To run a lab on top of being a practicing physician can be a challenge, but it comes with advantages both scientific and personal. Being the one to see the patient and surgically resect the tissue that will be used in my experiments means I have a much more complete understanding of how our findings in the lab relate to the bigger picture of a patient’s overall care. Personally, I also get a balance of the long-term, creative work of doing cutting-edge science and the instant gratification of completing a surgery and directly helping a patient.
I would encourage anyone interested in science to seek out people who are doing the work that fascinates them, people who are truly pushing the envelope in the field. Don’t be afraid to stop someone after a talk or a lecture, even if you think you don’t have a great question. In my life, such random encounters have led to several productive and ongoing mentoring relationships.

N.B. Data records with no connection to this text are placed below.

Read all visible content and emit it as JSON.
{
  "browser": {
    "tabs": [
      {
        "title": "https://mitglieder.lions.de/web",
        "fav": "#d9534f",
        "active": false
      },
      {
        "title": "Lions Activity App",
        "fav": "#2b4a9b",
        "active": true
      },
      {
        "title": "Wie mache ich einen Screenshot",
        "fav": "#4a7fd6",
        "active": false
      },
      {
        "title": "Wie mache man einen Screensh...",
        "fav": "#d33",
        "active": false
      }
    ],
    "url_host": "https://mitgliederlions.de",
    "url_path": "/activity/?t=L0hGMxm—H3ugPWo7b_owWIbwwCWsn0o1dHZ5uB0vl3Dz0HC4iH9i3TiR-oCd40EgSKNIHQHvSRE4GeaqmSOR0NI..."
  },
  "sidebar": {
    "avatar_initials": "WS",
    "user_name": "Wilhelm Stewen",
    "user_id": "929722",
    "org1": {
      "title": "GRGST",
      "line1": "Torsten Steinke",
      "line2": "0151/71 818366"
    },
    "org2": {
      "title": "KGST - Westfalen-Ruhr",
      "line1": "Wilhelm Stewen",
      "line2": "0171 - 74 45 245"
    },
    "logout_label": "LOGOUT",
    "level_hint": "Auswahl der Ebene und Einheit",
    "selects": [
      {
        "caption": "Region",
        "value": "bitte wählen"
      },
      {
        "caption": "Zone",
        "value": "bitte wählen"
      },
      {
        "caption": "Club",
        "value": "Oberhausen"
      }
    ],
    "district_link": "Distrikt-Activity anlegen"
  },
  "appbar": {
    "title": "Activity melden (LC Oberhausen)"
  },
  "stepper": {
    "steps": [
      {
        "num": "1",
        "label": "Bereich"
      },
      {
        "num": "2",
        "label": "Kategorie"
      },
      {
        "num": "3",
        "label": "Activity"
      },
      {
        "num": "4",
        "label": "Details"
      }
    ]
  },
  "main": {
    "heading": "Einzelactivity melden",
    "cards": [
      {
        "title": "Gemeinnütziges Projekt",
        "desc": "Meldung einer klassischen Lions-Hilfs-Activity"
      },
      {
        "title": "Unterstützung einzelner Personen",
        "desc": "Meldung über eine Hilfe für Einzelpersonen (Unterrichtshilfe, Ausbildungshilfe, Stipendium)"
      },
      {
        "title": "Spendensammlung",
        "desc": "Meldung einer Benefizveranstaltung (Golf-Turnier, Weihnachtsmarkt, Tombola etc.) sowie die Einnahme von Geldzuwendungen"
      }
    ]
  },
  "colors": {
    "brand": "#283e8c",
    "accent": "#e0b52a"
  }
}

My work centers on trying to harness the power of the immune system to fight brain tumors. Our immune system is the body’s primary way of fighting off infections, but it is also constantly active monitoring the cells of our bodies for abnormalities. In this way, the immune system is also the front line of defense against the abnormal cells of cancer. Unfortunately, many cancers have found ways to hide themselves from the immune system. In the attached figure, you can see the many ways that brain tumors send signals that shut down the effector T cells that the immune system sends to fight tumors. By studying the many ways that tumors do this in real patients, I help discover ways that we can evade these defenses and use the body’s own defenses to ward off cancer.